Vu les procédures suivantes :

I – Par une requête, enregistrée le 29 mars 2021 sous le n° 2103506, M. B A, représenté par Me Solène Le Floch, demande au tribunal :

1°) d’annuler l’arrêté du 25 janvier 2021 par lequel le préfet de la Loire-Atlantique l’a assigné à résidence dans le département de la Loire-Atlantique pour une durée de trois mois à compter de la date de notification de l’arrêté, le 27 janvier, l’a obligé à se présenter les lundis, mercredis et vendredis de chaque semaine aux services de la police aux frontières, au commissariat central de police de Nantes ;

2°) de mettre à la charge de l’État la somme de 1 500 euros qui devra être versée à son conseil en application de l’article L. 761-1 du code de justice administrative et de l’article 37 de la loi du 10 juillet 1991 relative à l’aide juridique.

M. A soutient que :

— la décision attaquée :

° est entachée d’un vice d’incompétence ;

° n’est pas suffisamment motivée ;

° est entachée d’un défaut d’examen sérieux de sa situation ;

° est entachée d’une erreur de droit au regard des dispositions des articles L. 561-1 et L. 561-2 du code de l’entrée et du séjour des étrangers et du droit d’asile ;

— l’obligation de pointage trois fois par semaine est entachée d’une erreur manifeste d’appréciation.

La requête a été communiquée au le préfet de la Loire-Atlantique qui n’a pas produit de mémoire en défense malgré une mise en demeure en ce sens du 5 septembre 2023.

Par décision du 6 septembre 2021, le bureau d’aide juridictionnelle près le tribunal judiciaire de Nantes a admis M. A au bénéfice de l’aide juridictionnelle totale.

Par une ordonnance du 5 septembre 2023, la clôture de l’instruction a été fixée au 20 septembre 2023.

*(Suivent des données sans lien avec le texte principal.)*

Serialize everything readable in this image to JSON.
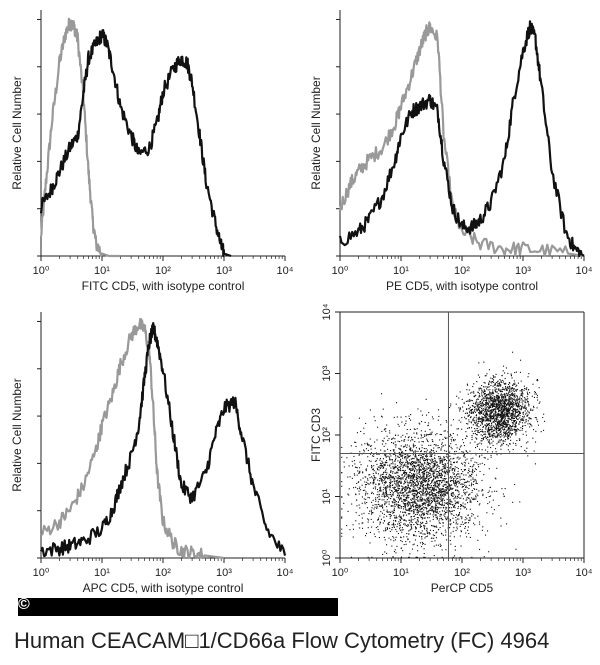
{
  "figure": {
    "caption": "Human CEACAM□1/CD66a Flow Cytometry (FC) 4964",
    "copyright_symbol": "©"
  },
  "chart_data": [
    {
      "type": "line",
      "panel": "top-left",
      "xlabel": "FITC CD5, with isotype control",
      "ylabel": "Relative Cell Number",
      "xscale": "log",
      "xlim": [
        1,
        10000
      ],
      "xticks": [
        "10⁰",
        "10¹",
        "10²",
        "10³",
        "10⁴"
      ],
      "series": [
        {
          "color": "#999999",
          "x": [
            1,
            1.2,
            1.5,
            2,
            2.5,
            3,
            3.5,
            4,
            5,
            6,
            7,
            8,
            10,
            13,
            20
          ],
          "y": [
            0.08,
            0.3,
            0.55,
            0.8,
            0.92,
            0.97,
            0.95,
            0.9,
            0.65,
            0.35,
            0.15,
            0.05,
            0.01,
            0,
            0
          ]
        },
        {
          "color": "#111111",
          "x": [
            1,
            1.5,
            2,
            3,
            4,
            5,
            6,
            8,
            10,
            12,
            15,
            20,
            30,
            40,
            60,
            80,
            100,
            150,
            200,
            250,
            300,
            400,
            500,
            700,
            900,
            1000,
            1300
          ],
          "y": [
            0.2,
            0.28,
            0.35,
            0.45,
            0.5,
            0.68,
            0.82,
            0.88,
            0.92,
            0.88,
            0.78,
            0.62,
            0.5,
            0.42,
            0.45,
            0.55,
            0.68,
            0.78,
            0.82,
            0.8,
            0.72,
            0.5,
            0.32,
            0.15,
            0.04,
            0.01,
            0
          ]
        }
      ]
    },
    {
      "type": "line",
      "panel": "top-right",
      "xlabel": "PE CD5, with isotype control",
      "ylabel": "Relative Cell Number",
      "xscale": "log",
      "xlim": [
        1,
        10000
      ],
      "xticks": [
        "10⁰",
        "10¹",
        "10²",
        "10³",
        "10⁴"
      ],
      "series": [
        {
          "color": "#999999",
          "x": [
            1,
            1.5,
            2,
            3,
            5,
            8,
            10,
            15,
            20,
            25,
            30,
            40,
            50,
            70,
            100,
            200,
            500,
            1000,
            3000,
            10000
          ],
          "y": [
            0.2,
            0.3,
            0.35,
            0.4,
            0.45,
            0.55,
            0.62,
            0.75,
            0.85,
            0.92,
            0.95,
            0.9,
            0.5,
            0.2,
            0.1,
            0.05,
            0.03,
            0.03,
            0.02,
            0
          ]
        },
        {
          "color": "#111111",
          "x": [
            1,
            2,
            3,
            5,
            8,
            10,
            15,
            20,
            30,
            40,
            50,
            70,
            100,
            150,
            200,
            300,
            500,
            700,
            1000,
            1300,
            1600,
            2000,
            3000,
            5000,
            7000,
            10000
          ],
          "y": [
            0.06,
            0.1,
            0.15,
            0.25,
            0.4,
            0.5,
            0.6,
            0.62,
            0.65,
            0.6,
            0.4,
            0.2,
            0.12,
            0.12,
            0.15,
            0.22,
            0.4,
            0.65,
            0.85,
            0.95,
            0.9,
            0.7,
            0.35,
            0.1,
            0.03,
            0
          ]
        }
      ]
    },
    {
      "type": "line",
      "panel": "bottom-left",
      "xlabel": "APC CD5, with isotype control",
      "ylabel": "Relative Cell Number",
      "xscale": "log",
      "xlim": [
        1,
        10000
      ],
      "xticks": [
        "10⁰",
        "10¹",
        "10²",
        "10³",
        "10⁴"
      ],
      "series": [
        {
          "color": "#999999",
          "x": [
            1,
            2,
            3,
            5,
            8,
            10,
            15,
            20,
            30,
            40,
            50,
            60,
            70,
            80,
            100,
            150,
            200,
            300,
            500,
            1000
          ],
          "y": [
            0.1,
            0.15,
            0.2,
            0.3,
            0.45,
            0.55,
            0.68,
            0.8,
            0.92,
            0.97,
            0.95,
            0.85,
            0.6,
            0.35,
            0.15,
            0.06,
            0.03,
            0.02,
            0.01,
            0
          ]
        },
        {
          "color": "#111111",
          "x": [
            1,
            2,
            3,
            5,
            10,
            15,
            20,
            30,
            40,
            50,
            60,
            70,
            80,
            100,
            150,
            200,
            300,
            500,
            700,
            1000,
            1500,
            2000,
            3000,
            5000,
            10000
          ],
          "y": [
            0.03,
            0.04,
            0.05,
            0.07,
            0.12,
            0.2,
            0.3,
            0.42,
            0.55,
            0.75,
            0.9,
            0.95,
            0.9,
            0.78,
            0.5,
            0.3,
            0.25,
            0.35,
            0.5,
            0.62,
            0.65,
            0.5,
            0.3,
            0.12,
            0.01
          ]
        }
      ]
    },
    {
      "type": "scatter",
      "panel": "bottom-right",
      "xlabel": "PerCP CD5",
      "ylabel": "FITC CD3",
      "xscale": "log",
      "yscale": "log",
      "xlim": [
        1,
        10000
      ],
      "ylim": [
        1,
        10000
      ],
      "xticks": [
        "10⁰",
        "10¹",
        "10²",
        "10³",
        "10⁴"
      ],
      "yticks": [
        "10⁰",
        "10¹",
        "10²",
        "10³",
        "10⁴"
      ],
      "quadrant_x": 60,
      "quadrant_y": 50,
      "clusters": [
        {
          "center_x": 20,
          "center_y": 15,
          "spread_log": 0.45,
          "count": 3000
        },
        {
          "center_x": 400,
          "center_y": 250,
          "spread_log": 0.25,
          "count": 1800
        }
      ]
    }
  ]
}
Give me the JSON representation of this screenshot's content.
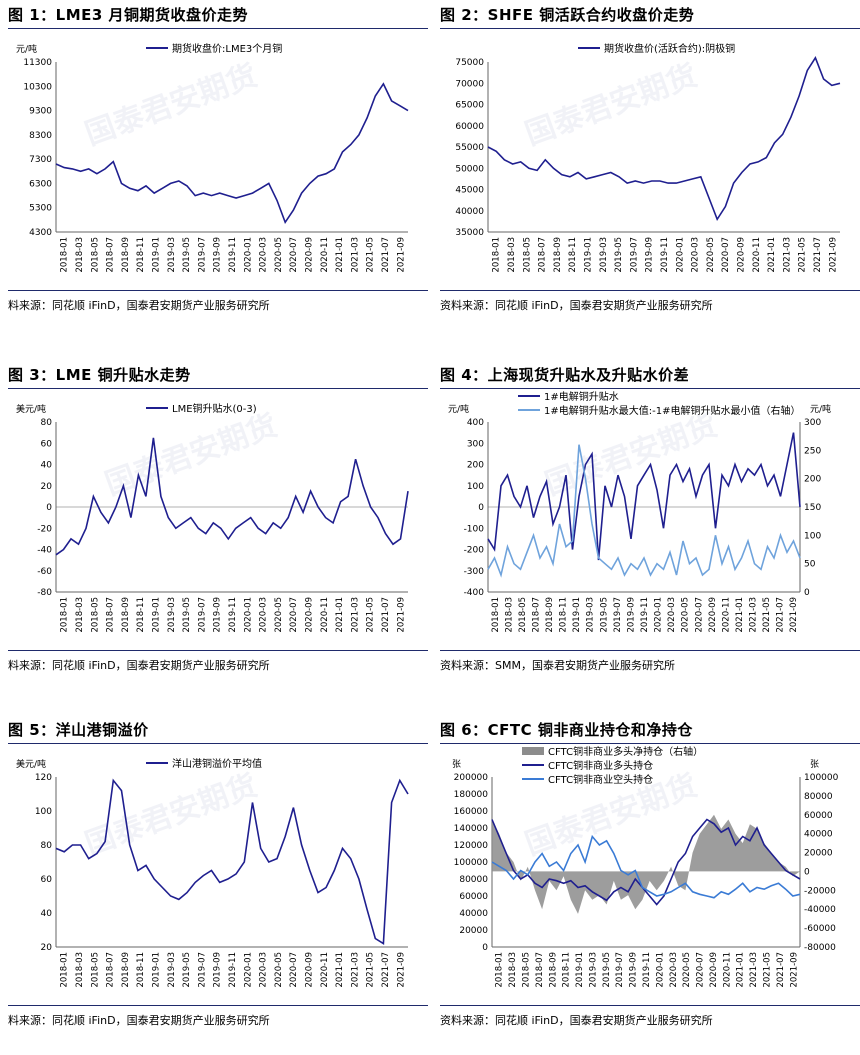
{
  "watermark": "国泰君安期货",
  "charts": [
    {
      "title": "图 1：LME3 月铜期货收盘价走势",
      "source": "料来源：同花顺 iFinD，国泰君安期货产业服务研究所",
      "chart_data": {
        "type": "line",
        "ylabel_left": "元/吨",
        "legend_position": "top",
        "yticks": [
          "11300",
          "10300",
          "9300",
          "8300",
          "7300",
          "6300",
          "5300",
          "4300"
        ],
        "ylim": [
          4300,
          11300
        ],
        "x_ticks": [
          "2018-01",
          "2018-03",
          "2018-05",
          "2018-07",
          "2018-09",
          "2018-11",
          "2019-01",
          "2019-03",
          "2019-05",
          "2019-07",
          "2019-09",
          "2019-11",
          "2020-01",
          "2020-03",
          "2020-05",
          "2020-07",
          "2020-09",
          "2020-11",
          "2021-01",
          "2021-03",
          "2021-05",
          "2021-07",
          "2021-09"
        ],
        "series": [
          {
            "name": "期货收盘价:LME3个月铜",
            "color": "#1f1f8f",
            "axis": "left",
            "values": [
              7100,
              6950,
              6900,
              6800,
              6900,
              6700,
              6900,
              7200,
              6300,
              6100,
              6000,
              6200,
              5900,
              6100,
              6300,
              6400,
              6200,
              5800,
              5900,
              5800,
              5900,
              5800,
              5700,
              5800,
              5900,
              6100,
              6300,
              5600,
              4700,
              5200,
              5900,
              6300,
              6600,
              6700,
              6900,
              7600,
              7900,
              8300,
              9000,
              9900,
              10400,
              9700,
              9500,
              9300
            ]
          }
        ]
      }
    },
    {
      "title": "图 2：SHFE 铜活跃合约收盘价走势",
      "source": "资料来源：同花顺 iFinD，国泰君安期货产业服务研究所",
      "chart_data": {
        "type": "line",
        "legend_position": "top",
        "yticks": [
          "75000",
          "70000",
          "65000",
          "60000",
          "55000",
          "50000",
          "45000",
          "40000",
          "35000"
        ],
        "ylim": [
          35000,
          75000
        ],
        "x_ticks": [
          "2018-01",
          "2018-03",
          "2018-05",
          "2018-07",
          "2018-09",
          "2018-11",
          "2019-01",
          "2019-03",
          "2019-05",
          "2019-07",
          "2019-09",
          "2019-11",
          "2020-01",
          "2020-03",
          "2020-05",
          "2020-07",
          "2020-09",
          "2020-11",
          "2021-01",
          "2021-03",
          "2021-05",
          "2021-07",
          "2021-09"
        ],
        "series": [
          {
            "name": "期货收盘价(活跃合约):阴极铜",
            "color": "#1f1f8f",
            "axis": "left",
            "values": [
              55000,
              54000,
              52000,
              51000,
              51500,
              50000,
              49500,
              52000,
              50000,
              48500,
              48000,
              49000,
              47500,
              48000,
              48500,
              49000,
              48000,
              46500,
              47000,
              46500,
              47000,
              47000,
              46500,
              46500,
              47000,
              47500,
              48000,
              43000,
              38000,
              41000,
              46500,
              49000,
              51000,
              51500,
              52500,
              56000,
              58000,
              62000,
              67000,
              73000,
              76000,
              71000,
              69500,
              70000
            ]
          }
        ]
      }
    },
    {
      "title": "图 3：LME 铜升贴水走势",
      "source": "料来源：同花顺 iFinD，国泰君安期货产业服务研究所",
      "chart_data": {
        "type": "line",
        "ylabel_left": "美元/吨",
        "legend_position": "top",
        "yticks": [
          "80",
          "60",
          "40",
          "20",
          "0",
          "-20",
          "-40",
          "-60",
          "-80"
        ],
        "ylim": [
          -80,
          80
        ],
        "x_ticks": [
          "2018-01",
          "2018-03",
          "2018-05",
          "2018-07",
          "2018-09",
          "2018-11",
          "2019-01",
          "2019-03",
          "2019-05",
          "2019-07",
          "2019-09",
          "2019-11",
          "2020-01",
          "2020-03",
          "2020-05",
          "2020-07",
          "2020-09",
          "2020-11",
          "2021-01",
          "2021-03",
          "2021-05",
          "2021-07",
          "2021-09"
        ],
        "series": [
          {
            "name": "LME铜升贴水(0-3)",
            "color": "#1f1f8f",
            "axis": "left",
            "values": [
              -45,
              -40,
              -30,
              -35,
              -20,
              10,
              -5,
              -15,
              0,
              20,
              -10,
              30,
              10,
              65,
              10,
              -10,
              -20,
              -15,
              -10,
              -20,
              -25,
              -15,
              -20,
              -30,
              -20,
              -15,
              -10,
              -20,
              -25,
              -15,
              -20,
              -10,
              10,
              -5,
              15,
              0,
              -10,
              -15,
              5,
              10,
              45,
              20,
              0,
              -10,
              -25,
              -35,
              -30,
              15
            ]
          }
        ]
      }
    },
    {
      "title": "图 4：上海现货升贴水及升贴水价差",
      "source": "资料来源：SMM，国泰君安期货产业服务研究所",
      "chart_data": {
        "type": "line",
        "ylabel_left": "元/吨",
        "ylabel_right": "元/吨",
        "legend_position": "top-left",
        "yticks": [
          "400",
          "300",
          "200",
          "100",
          "0",
          "-100",
          "-200",
          "-300",
          "-400"
        ],
        "yticks_right": [
          "300",
          "250",
          "200",
          "150",
          "100",
          "50",
          "0"
        ],
        "ylim": [
          -400,
          400
        ],
        "ylim_right": [
          0,
          300
        ],
        "x_ticks": [
          "2018-01",
          "2018-03",
          "2018-05",
          "2018-07",
          "2018-09",
          "2018-11",
          "2019-01",
          "2019-03",
          "2019-05",
          "2019-07",
          "2019-09",
          "2019-11",
          "2020-01",
          "2020-03",
          "2020-05",
          "2020-07",
          "2020-09",
          "2020-11",
          "2021-01",
          "2021-03",
          "2021-05",
          "2021-07",
          "2021-09"
        ],
        "series": [
          {
            "name": "1#电解铜升贴水",
            "color": "#1f1f8f",
            "axis": "left",
            "values": [
              -150,
              -200,
              100,
              150,
              50,
              0,
              100,
              -50,
              50,
              120,
              -80,
              0,
              150,
              -200,
              50,
              200,
              250,
              -250,
              100,
              0,
              150,
              50,
              -150,
              100,
              150,
              200,
              80,
              -100,
              150,
              200,
              120,
              180,
              50,
              150,
              200,
              -100,
              150,
              100,
              200,
              120,
              180,
              150,
              200,
              100,
              150,
              50,
              200,
              350,
              0
            ]
          },
          {
            "name": "1#电解铜升贴水最大值:-1#电解铜升贴水最小值（右轴）",
            "color": "#6fa3dc",
            "axis": "right",
            "values": [
              40,
              60,
              30,
              80,
              50,
              40,
              70,
              100,
              60,
              80,
              50,
              120,
              80,
              90,
              260,
              200,
              120,
              60,
              50,
              40,
              60,
              30,
              50,
              40,
              60,
              30,
              50,
              40,
              70,
              30,
              90,
              50,
              60,
              30,
              40,
              100,
              50,
              80,
              40,
              60,
              90,
              50,
              40,
              80,
              60,
              100,
              70,
              90,
              60
            ]
          }
        ]
      }
    },
    {
      "title": "图 5：洋山港铜溢价",
      "source": "料来源：同花顺 iFinD，国泰君安期货产业服务研究所",
      "chart_data": {
        "type": "line",
        "ylabel_left": "美元/吨",
        "legend_position": "top",
        "yticks": [
          "120",
          "100",
          "80",
          "60",
          "40",
          "20"
        ],
        "ylim": [
          20,
          120
        ],
        "x_ticks": [
          "2018-01",
          "2018-03",
          "2018-05",
          "2018-07",
          "2018-09",
          "2018-11",
          "2019-01",
          "2019-03",
          "2019-05",
          "2019-07",
          "2019-09",
          "2019-11",
          "2020-01",
          "2020-03",
          "2020-05",
          "2020-07",
          "2020-09",
          "2020-11",
          "2021-01",
          "2021-03",
          "2021-05",
          "2021-07",
          "2021-09"
        ],
        "series": [
          {
            "name": "洋山港铜溢价平均值",
            "color": "#1f1f8f",
            "axis": "left",
            "values": [
              78,
              76,
              80,
              80,
              72,
              75,
              82,
              118,
              112,
              80,
              65,
              68,
              60,
              55,
              50,
              48,
              52,
              58,
              62,
              65,
              58,
              60,
              63,
              70,
              105,
              78,
              70,
              72,
              85,
              102,
              80,
              65,
              52,
              55,
              65,
              78,
              72,
              60,
              42,
              25,
              22,
              105,
              118,
              110
            ]
          }
        ]
      }
    },
    {
      "title": "图 6：CFTC 铜非商业持仓和净持仓",
      "source": "资料来源：同花顺 iFinD，国泰君安期货产业服务研究所",
      "chart_data": {
        "type": "line",
        "ylabel_left": "张",
        "ylabel_right": "张",
        "legend_position": "top",
        "yticks": [
          "200000",
          "180000",
          "160000",
          "140000",
          "120000",
          "100000",
          "80000",
          "60000",
          "40000",
          "20000",
          "0"
        ],
        "yticks_right": [
          "100000",
          "80000",
          "60000",
          "40000",
          "20000",
          "0",
          "-20000",
          "-40000",
          "-60000",
          "-80000"
        ],
        "ylim": [
          0,
          200000
        ],
        "ylim_right": [
          -80000,
          100000
        ],
        "x_ticks": [
          "2018-01",
          "2018-03",
          "2018-05",
          "2018-07",
          "2018-09",
          "2018-11",
          "2019-01",
          "2019-03",
          "2019-05",
          "2019-07",
          "2019-09",
          "2019-11",
          "2020-01",
          "2020-03",
          "2020-05",
          "2020-07",
          "2020-09",
          "2020-11",
          "2021-01",
          "2021-03",
          "2021-05",
          "2021-07",
          "2021-09"
        ],
        "series": [
          {
            "name": "CFTC铜非商业多头净持仓（右轴）",
            "color": "#8c8c8c",
            "axis": "right",
            "kind": "area",
            "values": [
              55000,
              40000,
              20000,
              10000,
              -10000,
              5000,
              -20000,
              -40000,
              -10000,
              -20000,
              -5000,
              -30000,
              -45000,
              -20000,
              -30000,
              -25000,
              -35000,
              -10000,
              -30000,
              -25000,
              -40000,
              -30000,
              -10000,
              -20000,
              -10000,
              5000,
              -15000,
              -20000,
              20000,
              40000,
              50000,
              60000,
              45000,
              55000,
              40000,
              30000,
              50000,
              45000,
              30000,
              20000,
              10000,
              5000,
              -5000,
              0
            ]
          },
          {
            "name": "CFTC铜非商业多头持仓",
            "color": "#1f1f8f",
            "axis": "left",
            "values": [
              150000,
              130000,
              110000,
              90000,
              80000,
              85000,
              75000,
              70000,
              80000,
              78000,
              75000,
              78000,
              70000,
              72000,
              65000,
              60000,
              55000,
              65000,
              70000,
              65000,
              80000,
              70000,
              60000,
              50000,
              60000,
              80000,
              100000,
              110000,
              130000,
              140000,
              150000,
              145000,
              135000,
              140000,
              120000,
              130000,
              125000,
              140000,
              120000,
              110000,
              100000,
              90000,
              85000,
              80000
            ]
          },
          {
            "name": "CFTC铜非商业空头持仓",
            "color": "#3a7bd5",
            "axis": "left",
            "values": [
              100000,
              95000,
              90000,
              80000,
              90000,
              85000,
              100000,
              110000,
              95000,
              100000,
              90000,
              110000,
              120000,
              100000,
              130000,
              120000,
              125000,
              110000,
              90000,
              85000,
              90000,
              70000,
              65000,
              60000,
              62000,
              65000,
              70000,
              75000,
              65000,
              62000,
              60000,
              58000,
              65000,
              62000,
              68000,
              75000,
              65000,
              70000,
              68000,
              72000,
              75000,
              68000,
              60000,
              62000
            ]
          }
        ]
      }
    }
  ]
}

II – Par une requête et des mémoires, enregistrés les 10 janvier 2022 et 14 février 2022 sous le n° 2200299, M. B A, représenté par Me Le Floch, demande au tribunal :

1°) d’annuler l’arrêté du 19 avril 2021 par lequel le préfet de la Loire-Atlantique l’a assigné à résidence dans le département de la Loire-Atlantique pour une durée de trois mois ;

2°) de mettre à la charge de l’État la somme de 1 500 euros qui devra être versée à son conseil en application de l’article L. 761-1 du code de justice administrative et de l’article 37 de la loi du 10 juillet 1991 relative à l’aide juridique.

M. A soutient que :

— la décision attaquée :

° est entachée d’un vice d’incompétence ;

° n’est pas suffisamment motivée ;

° n’a pas été précédé d’une procédure contradictoire ;

° est entachée d’un défaut d’examen sérieux de sa situation ;

° est entachée d’une erreur de droit au regard des dispositions des articles L. 561-1 et L. 561-2 du code de l’entrée et du séjour des étrangers et du droit d’asile ;

— l’obligation de pointage trois fois par semaine est entachée d’une erreur manifeste d’appréciation.

Par un mémoire en défense, enregistré le 15 mars 2022, le préfet de la Loire-Atlantique conclut au rejet de la requête.

Il fait valoir aucun des moyens soulevés par M. A n’est fondé.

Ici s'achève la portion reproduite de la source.